Schlamm, Hitze und völlige Dunkelheit – die Industrietaucher, die in diesen Tagen den Faulturm der Neubrandenburger Kläranlage warten, brauchen für ihren Job Nerven wie Drahtseile.


Sorgfältig wird dem Taucher die 60 Kilo schwere Ausrüstung angelegt, bevor er in den Faulturm hinabgelassen wird. Fotos: neu.sw

Schweißgebadet taucht Siegfried Richter nach knapp drei Stunden aus dem Klärschlamm wieder auf. Seine Kollegen ziehen ihn an Leinen aus der Öffnung des Faulturms in 32 Meter Höhe. Sie spritzen ihn gründlich mit Wasser ab und helfen ihm aus der 60 Kilo schweren Tauchausrüstung. Erst die Helmglocke, dann der dick gummierte und mehrfach verstärkte Anzug. Bewegungsspielraum „wie eine Fliege im Teer“ habe er dort unten, erzählt der 63-Jährige kurz darauf. Da ist schon der nächste Taucher im Einsatz. Per Wechselsprechanlage halten die Männer oben zu ihm Kontakt.

Alle vier Jahre wird der Faulturm überprüft und gewartet. Ablagerungen müssen entfernt und sogenannte Verzopfungen gelöst werden. Die bilden sich zum Beispiel aus Fetten, Haaren und Faserstoffen. Das kann Leitungen verstopfen oder die Rührwerke behindern, erklären Karsten Schmoock, Leiter der Kläranlage, und Jonas Wegner, bei der neu-wab Meister Abwasserbehandlungsanlagen.

Siegfried Richter und seine beiden Tauchkollegen tasten deshalb also eine gute Woche lang ganz langsam Stück für Stück Wände und Anlagen. Ausgerüstet mit Werkzeugen wie Schraubenschlüssel, Pumpe und Flex ziehen sie im zähflüssigen Klärschlamm Schrauben nach, saugen Ablagerungen ab und „schneiden“ die Zöpfe ab. Bei 36 Grad Schlammtemperatur.

Nach dem Tauchgang erstmal eine gründliche Reinigung.


„Das ist das Schwerste, was du als Taucher machen kannst“, sagt Siegfried Richter über seinen Job.
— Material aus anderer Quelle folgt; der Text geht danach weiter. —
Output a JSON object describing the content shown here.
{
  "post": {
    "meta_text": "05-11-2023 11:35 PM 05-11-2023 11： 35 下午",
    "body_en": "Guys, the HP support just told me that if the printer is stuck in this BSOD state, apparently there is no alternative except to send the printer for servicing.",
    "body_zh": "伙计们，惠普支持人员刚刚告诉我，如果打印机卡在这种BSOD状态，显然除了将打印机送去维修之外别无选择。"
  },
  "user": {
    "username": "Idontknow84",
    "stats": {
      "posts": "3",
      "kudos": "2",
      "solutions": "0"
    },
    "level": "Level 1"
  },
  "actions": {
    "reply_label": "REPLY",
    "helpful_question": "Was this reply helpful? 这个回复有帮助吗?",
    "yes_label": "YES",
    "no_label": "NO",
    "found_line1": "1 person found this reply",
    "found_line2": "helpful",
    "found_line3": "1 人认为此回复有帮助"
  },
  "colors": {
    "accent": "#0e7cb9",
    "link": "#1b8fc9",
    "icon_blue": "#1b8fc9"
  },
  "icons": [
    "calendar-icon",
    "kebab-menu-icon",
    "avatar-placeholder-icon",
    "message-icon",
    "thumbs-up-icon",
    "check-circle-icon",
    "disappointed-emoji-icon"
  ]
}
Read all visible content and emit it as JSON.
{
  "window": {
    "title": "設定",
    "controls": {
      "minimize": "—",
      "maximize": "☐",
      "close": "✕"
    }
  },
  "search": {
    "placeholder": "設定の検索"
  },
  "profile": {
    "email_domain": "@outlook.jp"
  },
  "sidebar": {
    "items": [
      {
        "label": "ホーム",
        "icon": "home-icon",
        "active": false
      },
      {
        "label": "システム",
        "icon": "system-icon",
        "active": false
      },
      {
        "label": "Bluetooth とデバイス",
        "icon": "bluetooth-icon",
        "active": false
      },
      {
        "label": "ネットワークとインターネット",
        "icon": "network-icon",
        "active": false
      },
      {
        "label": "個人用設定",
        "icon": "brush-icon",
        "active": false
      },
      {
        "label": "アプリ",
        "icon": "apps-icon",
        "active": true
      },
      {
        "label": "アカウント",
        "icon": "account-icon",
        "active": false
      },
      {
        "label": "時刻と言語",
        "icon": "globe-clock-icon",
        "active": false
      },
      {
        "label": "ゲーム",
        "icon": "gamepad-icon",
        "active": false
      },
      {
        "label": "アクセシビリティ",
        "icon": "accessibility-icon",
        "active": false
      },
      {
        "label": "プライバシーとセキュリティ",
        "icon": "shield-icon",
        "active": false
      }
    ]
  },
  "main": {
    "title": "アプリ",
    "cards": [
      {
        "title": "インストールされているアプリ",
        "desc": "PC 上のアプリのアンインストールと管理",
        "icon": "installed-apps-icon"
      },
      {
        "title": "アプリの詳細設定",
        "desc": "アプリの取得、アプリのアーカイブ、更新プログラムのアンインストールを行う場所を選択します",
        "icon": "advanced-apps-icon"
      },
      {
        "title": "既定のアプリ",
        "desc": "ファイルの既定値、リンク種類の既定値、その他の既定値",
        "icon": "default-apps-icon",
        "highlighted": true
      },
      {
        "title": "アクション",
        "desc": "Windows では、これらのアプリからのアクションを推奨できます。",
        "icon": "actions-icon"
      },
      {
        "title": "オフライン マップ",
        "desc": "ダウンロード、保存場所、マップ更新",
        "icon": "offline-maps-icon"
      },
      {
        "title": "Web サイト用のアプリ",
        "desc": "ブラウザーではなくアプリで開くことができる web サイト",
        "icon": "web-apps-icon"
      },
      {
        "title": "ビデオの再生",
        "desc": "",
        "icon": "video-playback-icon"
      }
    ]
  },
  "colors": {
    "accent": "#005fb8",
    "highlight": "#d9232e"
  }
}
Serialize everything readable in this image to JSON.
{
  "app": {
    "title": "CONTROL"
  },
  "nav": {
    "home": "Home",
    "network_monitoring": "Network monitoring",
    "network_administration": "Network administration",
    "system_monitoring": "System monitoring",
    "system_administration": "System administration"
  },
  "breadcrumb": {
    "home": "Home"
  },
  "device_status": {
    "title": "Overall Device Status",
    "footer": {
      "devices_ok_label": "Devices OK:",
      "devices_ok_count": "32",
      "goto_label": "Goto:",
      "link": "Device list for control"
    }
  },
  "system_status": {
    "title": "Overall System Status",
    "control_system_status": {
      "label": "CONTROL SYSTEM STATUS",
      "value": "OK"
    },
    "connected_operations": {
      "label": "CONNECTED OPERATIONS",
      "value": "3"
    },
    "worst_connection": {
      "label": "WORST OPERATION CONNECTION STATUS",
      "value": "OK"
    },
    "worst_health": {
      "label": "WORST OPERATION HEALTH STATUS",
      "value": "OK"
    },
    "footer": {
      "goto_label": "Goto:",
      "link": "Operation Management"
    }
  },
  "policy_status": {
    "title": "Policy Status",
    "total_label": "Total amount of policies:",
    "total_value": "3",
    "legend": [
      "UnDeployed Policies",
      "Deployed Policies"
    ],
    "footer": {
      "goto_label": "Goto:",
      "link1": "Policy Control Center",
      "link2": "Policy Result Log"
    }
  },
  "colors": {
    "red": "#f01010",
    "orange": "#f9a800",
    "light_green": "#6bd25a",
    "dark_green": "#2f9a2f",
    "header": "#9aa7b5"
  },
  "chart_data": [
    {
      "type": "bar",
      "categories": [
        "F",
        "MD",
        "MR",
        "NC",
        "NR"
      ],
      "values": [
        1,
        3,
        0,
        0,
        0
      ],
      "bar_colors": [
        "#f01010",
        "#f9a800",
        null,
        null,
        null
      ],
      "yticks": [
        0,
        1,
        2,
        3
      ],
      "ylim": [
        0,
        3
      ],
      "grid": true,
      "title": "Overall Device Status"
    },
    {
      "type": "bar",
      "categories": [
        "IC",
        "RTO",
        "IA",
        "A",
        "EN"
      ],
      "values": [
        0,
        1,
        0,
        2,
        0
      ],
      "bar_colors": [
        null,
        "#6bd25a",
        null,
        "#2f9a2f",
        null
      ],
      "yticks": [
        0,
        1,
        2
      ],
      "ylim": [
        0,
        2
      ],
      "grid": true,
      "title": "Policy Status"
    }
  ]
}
Er muss es wissen, mit mehr als 40 Jahren Taucherfahrung. Unter anderem war er auch schon an Offshore-Plattformen tätig – und dort mehrere Wochen unter Wasser im Einsatz. 2001 hat er schließlich seinen Tauchbetrieb S. Richter gegründet, mit Sitz in Schenefeld bei Hamburg.

Ein gesunder Lebensstil und so gut wie kein Alkohol sind die Basis für seinen Job – und die Fähigkeit, ganz in sich selbst zu ruhen, erzählt er. Ein einziger Fehler könnte ihn das Leben kosten. Als Mahnung ist deshalb ein Totenkopf bei jedem Einsatz mit dabei und thront jetzt am Geländer der Faulturm-Plattform. Schwere Tauchunfälle, sagt Siegfried Richter, hat es in seinem Unternehmen noch nie gegeben.

Im Urlaub taucht er übrigens auch gern ab, „dann aber dort, wo man was sieht“. Vor Südafrika zum Beispiel – beim Tauchen mit Weißen Haien.